更新日: 2019.08.21 20:35
ZENT CERUMO LC500にみるGTのシビアさ。ナット不良でなければ“対策”は困難/スーパーGT第5戦富士トピックス
ドライバーふたりを“外部”から招いて新たなスタートを切った今季のCRAFTSPORTS MOTUL GT-Rは、当初から第5戦富士での表彰台獲得を狙っていた。テストの機会も少ないなか2度目の富士となること、そしてニッサンGT-Rが得意とするコースであることが、その理由だ。
予選は赤旗の影響もあり「悔しい」(平手晃平)2番手となったが、前戦タイも予選3番手と「ベースとなるセットができてきた」(田中利和監督)うえに、ドライバーふたりの順応もレースごとに進んでいる。
レースではフレデリック・マコヴィッキの接触やブレーキトラブルによる修復作業があり結果は残らなかった。だが、一時はトップに立ち、ピックアップに苦しむ23号車MOTUL AUTECH GT-Rとは対照的にスティント終盤まで快調なペースを維持するなど、“最大のベンチマーク”23号車(今回のウエイト差は17kg)を上回っている部分もある。
田中監督は今季の目標を「(ランキング)トップ6」と語るが、最大ウエイトとなる次戦では、すべてがかみ合えば優勝も狙えるはずだ。
■埼玉トヨペットGB マークX MC、悔しい2位。それでもこぼれた笑顔の理由
レースは結果がすべてだ。どんなに内容が良くとも、運に左右されようとも、シリーズポイントはリザルトに応じてしか得られない。しかし、時にリザルトだけでは見えてこない部分がある。埼玉トヨペットGB マークX MC(52号車)の第5戦富士の週末は、まさにそれだった。
まずは予選。Q2で吉田広樹の自身初ポールポジション(PP)獲得に沸いた裏側で、脇阪薫一はQ2進出ギリギリの16番手だった。リザルトだけを見れば、吉田の速さが際立つ。
実際、吉田は速い。だが、Q1の薫一にはメーター表示がすべて消え、無線も使えない電気系のトラブルが発生していた。ギヤポジションも分からず、シフトタイミングのランプも点かず、薫一はエンジン音を頼りにシフトチェンジしていた。その状況でのQ1突破は称えられる結果だろう。それがなければ、吉田のポールポジションも幻となっていたのだから。

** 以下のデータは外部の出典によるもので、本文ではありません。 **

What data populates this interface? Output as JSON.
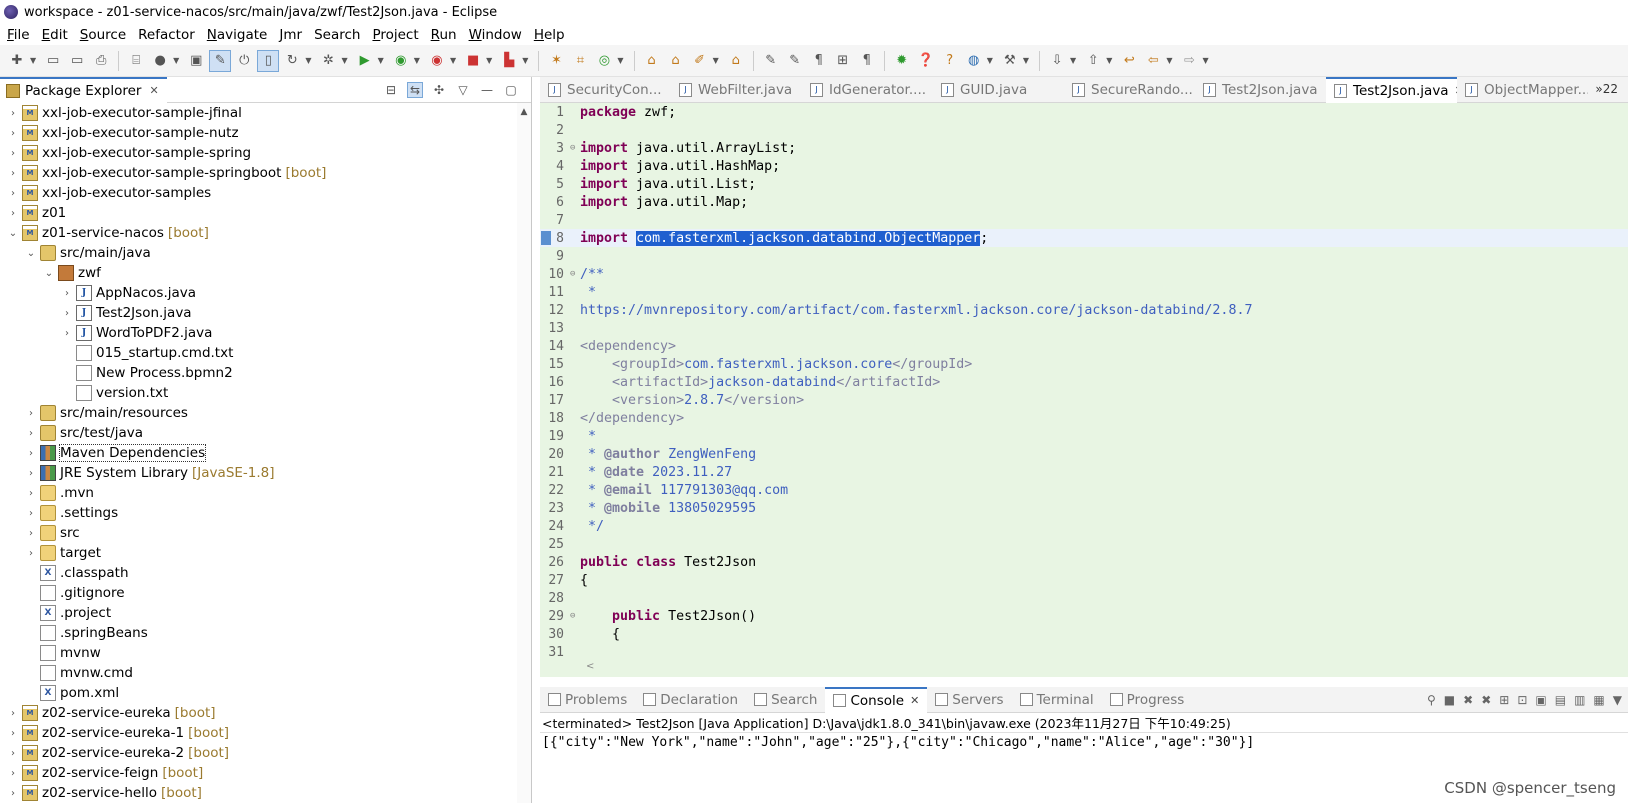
{
  "window": {
    "title": "workspace - z01-service-nacos/src/main/java/zwf/Test2Json.java - Eclipse"
  },
  "menu": [
    {
      "label": "File",
      "mnemonic": "F",
      "rest": "ile"
    },
    {
      "label": "Edit",
      "mnemonic": "E",
      "rest": "dit"
    },
    {
      "label": "Source",
      "mnemonic": "S",
      "rest": "ource"
    },
    {
      "label": "Refactor",
      "mnemonic": "",
      "rest": "Refactor"
    },
    {
      "label": "Navigate",
      "mnemonic": "N",
      "rest": "avigate"
    },
    {
      "label": "Jmr",
      "mnemonic": "J",
      "rest": "mr"
    },
    {
      "label": "Search",
      "mnemonic": "",
      "rest": "Search"
    },
    {
      "label": "Project",
      "mnemonic": "P",
      "rest": "roject"
    },
    {
      "label": "Run",
      "mnemonic": "R",
      "rest": "un"
    },
    {
      "label": "Window",
      "mnemonic": "W",
      "rest": "indow"
    },
    {
      "label": "Help",
      "mnemonic": "H",
      "rest": "elp"
    }
  ],
  "package_explorer": {
    "title": "Package Explorer",
    "items": [
      {
        "depth": 0,
        "twisty": "›",
        "icon": "project",
        "label": "xxl-job-executor-sample-jfinal",
        "suffix": ""
      },
      {
        "depth": 0,
        "twisty": "›",
        "icon": "project",
        "label": "xxl-job-executor-sample-nutz",
        "suffix": ""
      },
      {
        "depth": 0,
        "twisty": "›",
        "icon": "project",
        "label": "xxl-job-executor-sample-spring",
        "suffix": ""
      },
      {
        "depth": 0,
        "twisty": "›",
        "icon": "project",
        "label": "xxl-job-executor-sample-springboot",
        "suffix": "[boot]"
      },
      {
        "depth": 0,
        "twisty": "›",
        "icon": "project",
        "label": "xxl-job-executor-samples",
        "suffix": ""
      },
      {
        "depth": 0,
        "twisty": "›",
        "icon": "project",
        "label": "z01",
        "suffix": ""
      },
      {
        "depth": 0,
        "twisty": "⌄",
        "icon": "project",
        "label": "z01-service-nacos",
        "suffix": "[boot]"
      },
      {
        "depth": 1,
        "twisty": "⌄",
        "icon": "package-folder",
        "label": "src/main/java",
        "suffix": ""
      },
      {
        "depth": 2,
        "twisty": "⌄",
        "icon": "package",
        "label": "zwf",
        "suffix": ""
      },
      {
        "depth": 3,
        "twisty": "›",
        "icon": "java",
        "label": "AppNacos.java",
        "suffix": ""
      },
      {
        "depth": 3,
        "twisty": "›",
        "icon": "java",
        "label": "Test2Json.java",
        "suffix": "",
        "selected": true
      },
      {
        "depth": 3,
        "twisty": "›",
        "icon": "java",
        "label": "WordToPDF2.java",
        "suffix": ""
      },
      {
        "depth": 3,
        "twisty": "",
        "icon": "file",
        "label": "015_startup.cmd.txt",
        "suffix": ""
      },
      {
        "depth": 3,
        "twisty": "",
        "icon": "file",
        "label": "New Process.bpmn2",
        "suffix": ""
      },
      {
        "depth": 3,
        "twisty": "",
        "icon": "file",
        "label": "version.txt",
        "suffix": ""
      },
      {
        "depth": 1,
        "twisty": "›",
        "icon": "package-folder",
        "label": "src/main/resources",
        "suffix": ""
      },
      {
        "depth": 1,
        "twisty": "›",
        "icon": "package-folder",
        "label": "src/test/java",
        "suffix": ""
      },
      {
        "depth": 1,
        "twisty": "›",
        "icon": "library",
        "label": "Maven Dependencies",
        "suffix": "",
        "focused": true
      },
      {
        "depth": 1,
        "twisty": "›",
        "icon": "library",
        "label": "JRE System Library",
        "suffix": "[JavaSE-1.8]"
      },
      {
        "depth": 1,
        "twisty": "›",
        "icon": "folder",
        "label": ".mvn",
        "suffix": ""
      },
      {
        "depth": 1,
        "twisty": "›",
        "icon": "folder",
        "label": ".settings",
        "suffix": ""
      },
      {
        "depth": 1,
        "twisty": "›",
        "icon": "folder",
        "label": "src",
        "suffix": ""
      },
      {
        "depth": 1,
        "twisty": "›",
        "icon": "folder",
        "label": "target",
        "suffix": ""
      },
      {
        "depth": 1,
        "twisty": "",
        "icon": "xml",
        "label": ".classpath",
        "suffix": ""
      },
      {
        "depth": 1,
        "twisty": "",
        "icon": "file",
        "label": ".gitignore",
        "suffix": ""
      },
      {
        "depth": 1,
        "twisty": "",
        "icon": "xml",
        "label": ".project",
        "suffix": ""
      },
      {
        "depth": 1,
        "twisty": "",
        "icon": "file",
        "label": ".springBeans",
        "suffix": ""
      },
      {
        "depth": 1,
        "twisty": "",
        "icon": "file",
        "label": "mvnw",
        "suffix": ""
      },
      {
        "depth": 1,
        "twisty": "",
        "icon": "file",
        "label": "mvnw.cmd",
        "suffix": ""
      },
      {
        "depth": 1,
        "twisty": "",
        "icon": "xml",
        "label": "pom.xml",
        "suffix": ""
      },
      {
        "depth": 0,
        "twisty": "›",
        "icon": "project",
        "label": "z02-service-eureka",
        "suffix": "[boot]"
      },
      {
        "depth": 0,
        "twisty": "›",
        "icon": "project",
        "label": "z02-service-eureka-1",
        "suffix": "[boot]"
      },
      {
        "depth": 0,
        "twisty": "›",
        "icon": "project",
        "label": "z02-service-eureka-2",
        "suffix": "[boot]"
      },
      {
        "depth": 0,
        "twisty": "›",
        "icon": "project",
        "label": "z02-service-feign",
        "suffix": "[boot]"
      },
      {
        "depth": 0,
        "twisty": "›",
        "icon": "project",
        "label": "z02-service-hello",
        "suffix": "[boot]"
      }
    ]
  },
  "editor_tabs": [
    {
      "label": "SecurityCon...",
      "active": false
    },
    {
      "label": "WebFilter.java",
      "active": false
    },
    {
      "label": "IdGenerator....",
      "active": false
    },
    {
      "label": "GUID.java",
      "active": false
    },
    {
      "label": "SecureRando...",
      "active": false
    },
    {
      "label": "Test2Json.java",
      "active": false
    },
    {
      "label": "Test2Json.java",
      "active": true
    },
    {
      "label": "ObjectMapper...",
      "active": false
    }
  ],
  "editor_overflow": "»22",
  "code_lines": [
    {
      "n": "1",
      "fold": "",
      "html": "<span class='kw'>package</span> zwf;"
    },
    {
      "n": "2",
      "fold": "",
      "html": ""
    },
    {
      "n": "3",
      "fold": "⊖",
      "html": "<span class='kw'>import</span> java.util.ArrayList;"
    },
    {
      "n": "4",
      "fold": "",
      "html": "<span class='kw'>import</span> java.util.HashMap;"
    },
    {
      "n": "5",
      "fold": "",
      "html": "<span class='kw'>import</span> java.util.List;"
    },
    {
      "n": "6",
      "fold": "",
      "html": "<span class='kw'>import</span> java.util.Map;"
    },
    {
      "n": "7",
      "fold": "",
      "html": ""
    },
    {
      "n": "8",
      "fold": "",
      "html": "<span class='kw'>import</span> <span class='sel'>com.fasterxml.jackson.databind.ObjectMapper</span>;",
      "highlight": true,
      "marker": true
    },
    {
      "n": "9",
      "fold": "",
      "html": ""
    },
    {
      "n": "10",
      "fold": "⊖",
      "html": "<span class='cm'>/**</span>"
    },
    {
      "n": "11",
      "fold": "",
      "html": "<span class='cm'> *</span>"
    },
    {
      "n": "12",
      "fold": "",
      "html": "<span class='url'>https://mvnrepository.com/artifact/com.fasterxml.jackson.core/jackson-databind/2.8.7</span>"
    },
    {
      "n": "13",
      "fold": "",
      "html": ""
    },
    {
      "n": "14",
      "fold": "",
      "html": "<span class='tag'>&lt;dependency&gt;</span>"
    },
    {
      "n": "15",
      "fold": "",
      "html": "    <span class='tag'>&lt;groupId&gt;</span><span class='xml'>com.fasterxml.jackson.core</span><span class='tag'>&lt;/groupId&gt;</span>"
    },
    {
      "n": "16",
      "fold": "",
      "html": "    <span class='tag'>&lt;artifactId&gt;</span><span class='xml'>jackson-databind</span><span class='tag'>&lt;/artifactId&gt;</span>"
    },
    {
      "n": "17",
      "fold": "",
      "html": "    <span class='tag'>&lt;version&gt;</span><span class='xml'>2.8.7</span><span class='tag'>&lt;/version&gt;</span>"
    },
    {
      "n": "18",
      "fold": "",
      "html": "<span class='tag'>&lt;/dependency&gt;</span>"
    },
    {
      "n": "19",
      "fold": "",
      "html": "<span class='cm'> *</span>"
    },
    {
      "n": "20",
      "fold": "",
      "html": "<span class='cm'> * </span><span class='ann'>@author</span><span class='cm'> ZengWenFeng</span>"
    },
    {
      "n": "21",
      "fold": "",
      "html": "<span class='cm'> * </span><span class='ann'>@date</span><span class='cm'> 2023.11.27</span>"
    },
    {
      "n": "22",
      "fold": "",
      "html": "<span class='cm'> * </span><span class='ann'>@email</span><span class='cm'> 117791303@qq.com</span>"
    },
    {
      "n": "23",
      "fold": "",
      "html": "<span class='cm'> * </span><span class='ann'>@mobile</span><span class='cm'> 13805029595</span>"
    },
    {
      "n": "24",
      "fold": "",
      "html": "<span class='cm'> */</span>"
    },
    {
      "n": "25",
      "fold": "",
      "html": ""
    },
    {
      "n": "26",
      "fold": "",
      "html": "<span class='kw'>public</span> <span class='kw'>class</span> Test2Json"
    },
    {
      "n": "27",
      "fold": "",
      "html": "{"
    },
    {
      "n": "28",
      "fold": "",
      "html": ""
    },
    {
      "n": "29",
      "fold": "⊖",
      "html": "    <span class='kw'>public</span> Test2Json()"
    },
    {
      "n": "30",
      "fold": "",
      "html": "    {"
    },
    {
      "n": "31",
      "fold": "",
      "html": ""
    }
  ],
  "code_plain": [
    "package zwf;",
    "",
    "import java.util.ArrayList;",
    "import java.util.HashMap;",
    "import java.util.List;",
    "import java.util.Map;",
    "",
    "import com.fasterxml.jackson.databind.ObjectMapper;",
    "",
    "/**",
    " *",
    "https://mvnrepository.com/artifact/com.fasterxml.jackson.core/jackson-databind/2.8.7",
    "",
    "<dependency>",
    "    <groupId>com.fasterxml.jackson.core</groupId>",
    "    <artifactId>jackson-databind</artifactId>",
    "    <version>2.8.7</version>",
    "</dependency>",
    " *",
    " * @author ZengWenFeng",
    " * @date 2023.11.27",
    " * @email 117791303@qq.com",
    " * @mobile 13805029595",
    " */",
    "",
    "public class Test2Json",
    "{",
    "",
    "    public Test2Json()",
    "    {",
    ""
  ],
  "console_tabs": [
    {
      "label": "Problems",
      "active": false,
      "icon": "problems-icon"
    },
    {
      "label": "Declaration",
      "active": false,
      "icon": "declaration-icon"
    },
    {
      "label": "Search",
      "active": false,
      "icon": "search-icon"
    },
    {
      "label": "Console",
      "active": true,
      "icon": "console-icon"
    },
    {
      "label": "Servers",
      "active": false,
      "icon": "servers-icon"
    },
    {
      "label": "Terminal",
      "active": false,
      "icon": "terminal-icon"
    },
    {
      "label": "Progress",
      "active": false,
      "icon": "progress-icon"
    }
  ],
  "console": {
    "status": "<terminated> Test2Json [Java Application] D:\\Java\\jdk1.8.0_341\\bin\\javaw.exe (2023年11月27日 下午10:49:25)",
    "output": "[{\"city\":\"New York\",\"name\":\"John\",\"age\":\"25\"},{\"city\":\"Chicago\",\"name\":\"Alice\",\"age\":\"30\"}]"
  },
  "watermark": "CSDN @spencer_tseng",
  "colors": {
    "editor_bg": "#e8f5e3",
    "keyword": "#7f0055",
    "selection": "#1f5fcf",
    "tab_accent": "#3a76c4"
  }
}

決勝はポールスタートからの2位。参戦3年目のチームにとってベストリザルトだが、「もちろん勝ちたかったし、そのチャンスはあったと思うので悔しい」という吉田に、「僕たちは勝つか負けるかでやっている。2位も3位も4位も一緒なんですよ」と薫一が付け加える。たしかに、セーフティカーという運の要素が働かなければ、52号車が勝っていたレースだった。
それでも、「久々に満足はしています。勝ってないのにこれだけ僕がニコニコしているのは珍しいでしょ(笑)」と薫一。それに吉田が「2位でも充分な収穫があったから」と呼応する。
ドライバー交代を伴う4回のピットが義務付けられた富士500マイルレースで、52号車は2回目のピット時のみしかタイヤを交換していない。つまり、タイヤ無交換で後半の3スティントを走り切ったのだ。この戦略は賭けではなく「実戦テスト」だという。
GT500を主戦場とするブリヂストンタイヤを、今季から使用している52号車は、まだマザーシャシー(MC)に合わせ込んだタイヤ開発が進んでいない。そして、翌週末に行なわれたSUGOテストで、MCに合わせたタイヤを初めてテストした。
2日間の総合タイムは3番手。ここに“試しのトリプルスティント”のデータが今後のタイヤ開発に活かされる。そこで感じた期待に、自然と笑顔がこぼれたのだろう。52号車の初優勝は、近い未来に起こり得る。